Neue-Musik-Reihe "Frequenzen" in Frankfurt, Konzert Rolf Riehm am 17.11.2004
Sendemanuskript

Musik 1 Rolf Riehm: "Toccata Orpheus" für Gitarre

Hoffmann Teilweise sind mehr die Bewegungen auf dem Instrument notiert als die Klänge selbst. So hat man zum Beispiel an einem bestimmten Ort auf dem Griffbrett einen Akkord zu greifen und jenseits des Griffes anzureißen. Zusätzlich befinden sich in der Partitur Anmerkungen, in welcher Gestik er sich die einzelnen Aktionen ausgeführt vorstellt. Das kann bis ins Theatralische hinein reichen, bleibt aber immer auf den Klang bezogen. Er versucht zu umschreiben, was in dem Klang drinstecken kann. Und dann spielt man etwas und das, was klingt, ist nur noch Restgeräusch der Bewegung, die Spur dessen, was der Interpret auf der Bühne zu tun hat.

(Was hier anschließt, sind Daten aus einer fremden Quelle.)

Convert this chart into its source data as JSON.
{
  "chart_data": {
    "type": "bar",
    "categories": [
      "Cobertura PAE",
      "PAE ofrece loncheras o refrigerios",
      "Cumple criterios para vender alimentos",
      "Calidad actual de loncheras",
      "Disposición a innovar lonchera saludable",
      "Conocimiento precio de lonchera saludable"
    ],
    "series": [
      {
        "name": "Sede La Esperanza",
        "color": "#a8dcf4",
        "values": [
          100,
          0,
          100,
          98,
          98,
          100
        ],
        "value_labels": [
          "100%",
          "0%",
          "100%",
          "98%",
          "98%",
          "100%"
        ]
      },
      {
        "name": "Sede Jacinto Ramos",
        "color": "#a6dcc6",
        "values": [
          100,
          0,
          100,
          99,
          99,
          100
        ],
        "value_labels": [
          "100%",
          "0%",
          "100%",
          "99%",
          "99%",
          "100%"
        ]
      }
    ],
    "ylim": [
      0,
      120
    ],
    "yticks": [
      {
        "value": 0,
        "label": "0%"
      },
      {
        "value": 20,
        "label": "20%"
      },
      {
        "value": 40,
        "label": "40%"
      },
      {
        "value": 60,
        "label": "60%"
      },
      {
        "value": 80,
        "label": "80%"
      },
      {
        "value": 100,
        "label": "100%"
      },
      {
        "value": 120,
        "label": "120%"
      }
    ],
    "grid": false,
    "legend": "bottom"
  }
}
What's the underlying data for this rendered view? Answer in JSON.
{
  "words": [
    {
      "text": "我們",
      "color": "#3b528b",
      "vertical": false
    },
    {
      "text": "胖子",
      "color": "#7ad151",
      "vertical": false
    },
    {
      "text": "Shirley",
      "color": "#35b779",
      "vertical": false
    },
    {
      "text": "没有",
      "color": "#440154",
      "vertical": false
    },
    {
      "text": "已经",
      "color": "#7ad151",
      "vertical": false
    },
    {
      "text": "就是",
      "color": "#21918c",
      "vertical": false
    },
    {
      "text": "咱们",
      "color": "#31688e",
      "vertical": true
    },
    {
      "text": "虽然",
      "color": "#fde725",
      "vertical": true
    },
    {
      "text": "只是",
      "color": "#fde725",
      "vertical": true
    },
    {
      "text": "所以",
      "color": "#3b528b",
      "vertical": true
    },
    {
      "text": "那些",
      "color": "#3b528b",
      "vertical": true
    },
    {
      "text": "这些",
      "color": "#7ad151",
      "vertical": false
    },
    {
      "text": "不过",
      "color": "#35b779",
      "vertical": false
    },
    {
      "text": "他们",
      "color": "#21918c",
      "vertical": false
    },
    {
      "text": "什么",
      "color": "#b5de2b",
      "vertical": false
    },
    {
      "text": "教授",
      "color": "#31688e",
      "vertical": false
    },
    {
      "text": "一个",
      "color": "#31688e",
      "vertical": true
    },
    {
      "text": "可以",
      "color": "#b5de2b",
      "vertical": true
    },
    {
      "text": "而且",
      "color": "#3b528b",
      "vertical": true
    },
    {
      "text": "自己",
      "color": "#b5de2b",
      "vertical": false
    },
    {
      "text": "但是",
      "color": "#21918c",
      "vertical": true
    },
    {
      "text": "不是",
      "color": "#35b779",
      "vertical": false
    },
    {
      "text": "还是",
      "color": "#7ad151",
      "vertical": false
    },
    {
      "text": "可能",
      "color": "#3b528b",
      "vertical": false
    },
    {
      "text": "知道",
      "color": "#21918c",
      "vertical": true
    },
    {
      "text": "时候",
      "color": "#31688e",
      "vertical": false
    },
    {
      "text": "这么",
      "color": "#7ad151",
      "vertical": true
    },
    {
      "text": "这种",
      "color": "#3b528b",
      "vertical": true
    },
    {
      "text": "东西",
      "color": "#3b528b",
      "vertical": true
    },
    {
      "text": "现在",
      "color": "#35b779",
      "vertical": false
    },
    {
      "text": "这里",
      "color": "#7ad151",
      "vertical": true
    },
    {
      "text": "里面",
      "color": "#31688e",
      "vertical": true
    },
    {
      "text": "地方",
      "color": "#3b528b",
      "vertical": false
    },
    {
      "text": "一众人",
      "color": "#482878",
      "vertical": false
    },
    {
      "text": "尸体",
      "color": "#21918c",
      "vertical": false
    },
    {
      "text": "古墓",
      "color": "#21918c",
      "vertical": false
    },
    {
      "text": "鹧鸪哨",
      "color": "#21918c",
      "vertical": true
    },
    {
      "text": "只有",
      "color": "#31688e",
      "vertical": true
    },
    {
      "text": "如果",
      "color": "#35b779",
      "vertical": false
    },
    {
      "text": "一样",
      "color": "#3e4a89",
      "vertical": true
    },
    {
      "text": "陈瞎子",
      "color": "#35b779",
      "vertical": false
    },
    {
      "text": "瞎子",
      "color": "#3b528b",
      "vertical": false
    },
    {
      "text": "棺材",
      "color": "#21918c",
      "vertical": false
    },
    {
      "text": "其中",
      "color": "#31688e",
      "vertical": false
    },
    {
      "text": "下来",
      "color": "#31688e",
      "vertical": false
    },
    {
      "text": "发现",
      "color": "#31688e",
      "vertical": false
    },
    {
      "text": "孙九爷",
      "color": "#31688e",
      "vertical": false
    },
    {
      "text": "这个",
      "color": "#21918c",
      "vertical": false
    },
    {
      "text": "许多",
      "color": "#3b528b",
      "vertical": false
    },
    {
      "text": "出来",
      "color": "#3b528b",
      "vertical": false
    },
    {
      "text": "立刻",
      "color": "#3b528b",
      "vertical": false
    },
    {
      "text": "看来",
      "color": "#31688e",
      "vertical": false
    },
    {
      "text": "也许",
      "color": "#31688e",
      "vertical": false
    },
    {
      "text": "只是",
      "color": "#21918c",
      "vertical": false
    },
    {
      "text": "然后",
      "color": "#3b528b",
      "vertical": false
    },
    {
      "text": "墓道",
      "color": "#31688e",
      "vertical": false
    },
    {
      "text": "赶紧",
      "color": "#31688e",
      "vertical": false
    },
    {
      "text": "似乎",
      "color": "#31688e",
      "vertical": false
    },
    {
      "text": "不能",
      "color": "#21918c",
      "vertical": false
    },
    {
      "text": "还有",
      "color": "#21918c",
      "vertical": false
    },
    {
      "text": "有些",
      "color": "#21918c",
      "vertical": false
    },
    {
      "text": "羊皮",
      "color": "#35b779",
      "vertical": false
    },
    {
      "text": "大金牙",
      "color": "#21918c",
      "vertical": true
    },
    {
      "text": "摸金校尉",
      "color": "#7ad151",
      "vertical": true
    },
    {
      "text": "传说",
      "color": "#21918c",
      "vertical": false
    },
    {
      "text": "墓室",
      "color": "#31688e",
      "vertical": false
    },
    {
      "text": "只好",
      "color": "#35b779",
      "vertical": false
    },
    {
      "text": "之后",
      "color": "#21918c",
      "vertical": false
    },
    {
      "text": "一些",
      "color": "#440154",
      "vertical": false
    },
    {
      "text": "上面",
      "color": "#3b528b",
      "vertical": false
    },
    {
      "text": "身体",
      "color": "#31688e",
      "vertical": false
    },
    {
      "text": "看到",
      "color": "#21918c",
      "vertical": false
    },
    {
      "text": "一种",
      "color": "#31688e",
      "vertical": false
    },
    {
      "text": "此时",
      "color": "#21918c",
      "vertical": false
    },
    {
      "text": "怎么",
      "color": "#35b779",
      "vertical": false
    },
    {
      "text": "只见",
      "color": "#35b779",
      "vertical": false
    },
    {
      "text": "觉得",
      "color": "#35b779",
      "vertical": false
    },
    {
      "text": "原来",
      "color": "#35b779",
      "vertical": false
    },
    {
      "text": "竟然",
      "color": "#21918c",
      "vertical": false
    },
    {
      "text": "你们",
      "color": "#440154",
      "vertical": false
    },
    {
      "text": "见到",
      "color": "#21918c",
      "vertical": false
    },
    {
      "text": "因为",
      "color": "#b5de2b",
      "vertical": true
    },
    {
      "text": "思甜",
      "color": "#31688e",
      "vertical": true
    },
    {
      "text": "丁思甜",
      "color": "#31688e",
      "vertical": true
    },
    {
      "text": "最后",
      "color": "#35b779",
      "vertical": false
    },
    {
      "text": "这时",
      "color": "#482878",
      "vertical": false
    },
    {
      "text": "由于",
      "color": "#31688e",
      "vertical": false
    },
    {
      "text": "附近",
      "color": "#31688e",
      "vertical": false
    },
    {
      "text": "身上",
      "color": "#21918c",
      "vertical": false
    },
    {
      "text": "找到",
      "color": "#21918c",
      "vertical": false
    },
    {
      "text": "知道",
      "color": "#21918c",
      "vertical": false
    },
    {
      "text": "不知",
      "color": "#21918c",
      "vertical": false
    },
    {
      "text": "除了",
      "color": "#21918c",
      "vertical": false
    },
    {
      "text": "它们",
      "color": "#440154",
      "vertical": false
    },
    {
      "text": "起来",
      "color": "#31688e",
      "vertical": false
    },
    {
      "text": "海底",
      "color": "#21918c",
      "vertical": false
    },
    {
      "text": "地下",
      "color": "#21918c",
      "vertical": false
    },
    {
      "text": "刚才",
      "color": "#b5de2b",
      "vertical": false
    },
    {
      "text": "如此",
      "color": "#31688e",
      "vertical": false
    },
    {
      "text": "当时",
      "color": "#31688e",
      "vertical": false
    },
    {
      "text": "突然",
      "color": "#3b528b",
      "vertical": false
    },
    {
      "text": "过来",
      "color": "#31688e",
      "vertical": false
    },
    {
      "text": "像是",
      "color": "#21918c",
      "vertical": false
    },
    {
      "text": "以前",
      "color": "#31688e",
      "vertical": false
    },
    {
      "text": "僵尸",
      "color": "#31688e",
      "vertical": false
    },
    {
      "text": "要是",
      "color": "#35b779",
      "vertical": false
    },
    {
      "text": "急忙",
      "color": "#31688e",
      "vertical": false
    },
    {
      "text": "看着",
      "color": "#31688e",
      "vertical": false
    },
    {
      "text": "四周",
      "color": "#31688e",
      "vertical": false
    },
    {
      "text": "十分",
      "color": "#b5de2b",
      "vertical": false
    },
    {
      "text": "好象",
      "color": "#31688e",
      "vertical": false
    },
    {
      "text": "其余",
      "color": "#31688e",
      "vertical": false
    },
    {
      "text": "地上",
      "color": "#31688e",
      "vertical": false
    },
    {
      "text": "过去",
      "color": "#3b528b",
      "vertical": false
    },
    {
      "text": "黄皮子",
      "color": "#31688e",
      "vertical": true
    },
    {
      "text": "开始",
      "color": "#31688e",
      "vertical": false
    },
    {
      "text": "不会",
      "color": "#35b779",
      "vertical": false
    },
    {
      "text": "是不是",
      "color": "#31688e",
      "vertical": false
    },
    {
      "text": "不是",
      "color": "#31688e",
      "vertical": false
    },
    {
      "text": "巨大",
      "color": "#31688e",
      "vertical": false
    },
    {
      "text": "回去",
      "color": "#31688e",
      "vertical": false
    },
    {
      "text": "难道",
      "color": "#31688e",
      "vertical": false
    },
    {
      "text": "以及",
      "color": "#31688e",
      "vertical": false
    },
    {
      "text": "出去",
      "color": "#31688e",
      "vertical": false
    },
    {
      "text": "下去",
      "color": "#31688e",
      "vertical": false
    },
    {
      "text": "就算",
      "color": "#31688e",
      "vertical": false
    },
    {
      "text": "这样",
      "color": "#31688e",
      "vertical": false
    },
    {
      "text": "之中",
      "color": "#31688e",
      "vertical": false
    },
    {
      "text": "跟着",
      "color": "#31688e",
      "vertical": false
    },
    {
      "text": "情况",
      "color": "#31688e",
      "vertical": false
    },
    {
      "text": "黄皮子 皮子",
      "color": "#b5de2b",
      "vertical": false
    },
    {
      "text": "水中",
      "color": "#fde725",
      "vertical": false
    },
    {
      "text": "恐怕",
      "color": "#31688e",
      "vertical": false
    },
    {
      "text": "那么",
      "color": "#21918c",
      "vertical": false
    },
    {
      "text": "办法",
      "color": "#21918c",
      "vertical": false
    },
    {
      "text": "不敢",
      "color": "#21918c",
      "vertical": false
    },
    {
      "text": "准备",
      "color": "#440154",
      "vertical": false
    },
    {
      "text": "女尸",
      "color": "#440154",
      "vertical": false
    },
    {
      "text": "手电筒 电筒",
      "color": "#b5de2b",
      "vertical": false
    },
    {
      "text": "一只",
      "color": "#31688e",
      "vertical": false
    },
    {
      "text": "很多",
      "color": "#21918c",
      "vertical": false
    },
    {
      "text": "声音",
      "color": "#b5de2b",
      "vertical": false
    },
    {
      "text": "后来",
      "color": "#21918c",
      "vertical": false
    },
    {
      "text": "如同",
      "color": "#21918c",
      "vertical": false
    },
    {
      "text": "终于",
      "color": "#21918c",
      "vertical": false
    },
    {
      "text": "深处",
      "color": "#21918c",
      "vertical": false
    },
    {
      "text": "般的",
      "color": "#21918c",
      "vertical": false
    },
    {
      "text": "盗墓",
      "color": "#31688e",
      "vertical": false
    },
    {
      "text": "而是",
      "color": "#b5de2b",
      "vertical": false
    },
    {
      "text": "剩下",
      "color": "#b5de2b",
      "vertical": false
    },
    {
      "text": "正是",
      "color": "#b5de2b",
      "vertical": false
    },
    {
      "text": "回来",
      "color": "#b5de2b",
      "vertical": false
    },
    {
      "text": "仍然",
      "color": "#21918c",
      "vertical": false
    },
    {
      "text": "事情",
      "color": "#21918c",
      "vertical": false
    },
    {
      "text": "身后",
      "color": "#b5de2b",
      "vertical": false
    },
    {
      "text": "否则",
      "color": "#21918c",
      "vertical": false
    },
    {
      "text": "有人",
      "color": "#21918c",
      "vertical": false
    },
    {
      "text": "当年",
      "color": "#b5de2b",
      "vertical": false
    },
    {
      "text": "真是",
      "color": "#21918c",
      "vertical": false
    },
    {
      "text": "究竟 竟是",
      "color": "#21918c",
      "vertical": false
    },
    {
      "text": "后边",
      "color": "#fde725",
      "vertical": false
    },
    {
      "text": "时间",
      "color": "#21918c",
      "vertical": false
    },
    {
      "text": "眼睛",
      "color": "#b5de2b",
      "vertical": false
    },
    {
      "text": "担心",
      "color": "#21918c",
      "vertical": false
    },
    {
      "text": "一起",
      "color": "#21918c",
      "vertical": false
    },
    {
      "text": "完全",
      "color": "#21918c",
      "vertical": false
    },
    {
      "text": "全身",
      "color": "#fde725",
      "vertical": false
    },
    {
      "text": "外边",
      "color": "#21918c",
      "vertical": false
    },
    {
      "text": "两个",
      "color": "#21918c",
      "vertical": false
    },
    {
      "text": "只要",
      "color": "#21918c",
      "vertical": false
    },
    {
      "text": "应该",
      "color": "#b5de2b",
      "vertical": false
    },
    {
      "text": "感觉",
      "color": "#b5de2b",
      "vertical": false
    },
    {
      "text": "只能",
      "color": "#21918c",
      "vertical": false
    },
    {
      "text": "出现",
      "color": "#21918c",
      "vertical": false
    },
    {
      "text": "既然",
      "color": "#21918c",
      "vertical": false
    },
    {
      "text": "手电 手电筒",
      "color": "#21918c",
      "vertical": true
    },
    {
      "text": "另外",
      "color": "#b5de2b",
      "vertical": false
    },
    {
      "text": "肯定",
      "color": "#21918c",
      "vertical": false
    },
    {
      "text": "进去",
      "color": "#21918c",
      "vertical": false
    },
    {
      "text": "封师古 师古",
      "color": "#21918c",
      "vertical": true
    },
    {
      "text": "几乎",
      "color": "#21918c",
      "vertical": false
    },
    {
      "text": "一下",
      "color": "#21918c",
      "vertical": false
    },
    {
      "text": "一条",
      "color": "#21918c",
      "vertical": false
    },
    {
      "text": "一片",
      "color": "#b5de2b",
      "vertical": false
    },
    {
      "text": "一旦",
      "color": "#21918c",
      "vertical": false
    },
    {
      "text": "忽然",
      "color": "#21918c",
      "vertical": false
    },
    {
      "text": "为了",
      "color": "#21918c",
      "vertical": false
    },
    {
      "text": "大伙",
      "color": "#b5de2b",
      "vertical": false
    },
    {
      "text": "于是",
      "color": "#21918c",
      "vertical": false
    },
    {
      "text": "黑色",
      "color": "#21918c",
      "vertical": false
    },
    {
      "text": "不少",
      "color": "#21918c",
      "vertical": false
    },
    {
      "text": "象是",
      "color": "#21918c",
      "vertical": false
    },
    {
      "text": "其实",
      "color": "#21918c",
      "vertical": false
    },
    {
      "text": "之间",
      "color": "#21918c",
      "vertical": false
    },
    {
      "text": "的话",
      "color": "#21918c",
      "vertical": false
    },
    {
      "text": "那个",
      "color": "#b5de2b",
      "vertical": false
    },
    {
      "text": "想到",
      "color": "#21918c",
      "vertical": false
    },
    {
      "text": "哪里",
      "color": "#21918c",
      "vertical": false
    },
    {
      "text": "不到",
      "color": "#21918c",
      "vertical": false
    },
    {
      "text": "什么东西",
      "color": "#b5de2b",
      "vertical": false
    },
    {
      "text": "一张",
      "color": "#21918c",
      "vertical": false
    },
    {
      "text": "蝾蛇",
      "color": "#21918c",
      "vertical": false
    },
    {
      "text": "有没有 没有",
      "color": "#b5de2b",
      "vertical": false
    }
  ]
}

Einer regelrechten Choreographie der Hände muss der Frankfurter Gitarrist Robin Hoffmann folgen, wenn er das Gitarren-Solostück "Toccata Orpheus" von Rolf Riehm spielt. Die Hände tanzen das Griffbrett hinauf und hinunter, die Arme überkreuzen sich und die Finger reißen an allen möglichen und unmöglichen Stellen die Saiten an. Nebengeräusche wie Scheppern und Kratzen entstehen, wenn die Hand übers Instrument streicht und den Klang der Saiten dämpft.
Das Stück fordert dem Interpreten eine technische Höchstleistung ab. Diese steht symbolisch für das Thema des Stücks. Rolf Riehm sieht Orpheus als eine Figur, die in der Lage gewesen war, die Ordnung der Natur aus den Angeln zu heben - ein Akt der Rebellion, der eben nur mit äußerster Anstrengung realisiert werden kann.

Hoffmann Er spricht von dem Anarchisten Orpheus, der sich gegen die bürokratische Götterwelt zur Wehr setzt. Dieser Anarchist ist immer expressiv, was mir als Interpreten entgegen kommt -  das Überladene, das sich in einer Aktion zeigt, in der aller Ökonomie zum Trotz sehr unökonomische Bewegungen verlangt werden – in den Fingern spürt man das sehr intensiv.

Musik 1 weiter

"Toccata Orpheus" und andere Gitarrenstücke von Rolf Riehm, gespielt vom Frankfurter Duo Robin Hoffmann und Christopher Brandt, bildeten das siebte Konzert der in diesem Jahr gestarteten Frankfurter Neue-Musik-Reihe "Frequenzen". Der Komponist Volker Staub, einer der Initiatoren des Projekts:

Staub Robin Hoffman, Frank Gerhardt und ich haben uns nach einem Konzert getroffen. Wir hatten alle drei seit längerem den Gedanken im Kopf, in Frankfurt Musiker der Neuen Musik zusammenzuführen. Wir wollten ein Forum für Frankfurter Künstler - um sich kennen zu lernen und um die Arbeiten zu hören; ein Netzwerk für Neue Musik, weil wir die Situation haben, dass die Reihen mit neuer Kammermusik nach und nach weg gebrochen sind. Sie konnten nicht mehr finanziert werden, so dass eine Lücke im Bereich der zeitgenössischen Musik entstanden ist.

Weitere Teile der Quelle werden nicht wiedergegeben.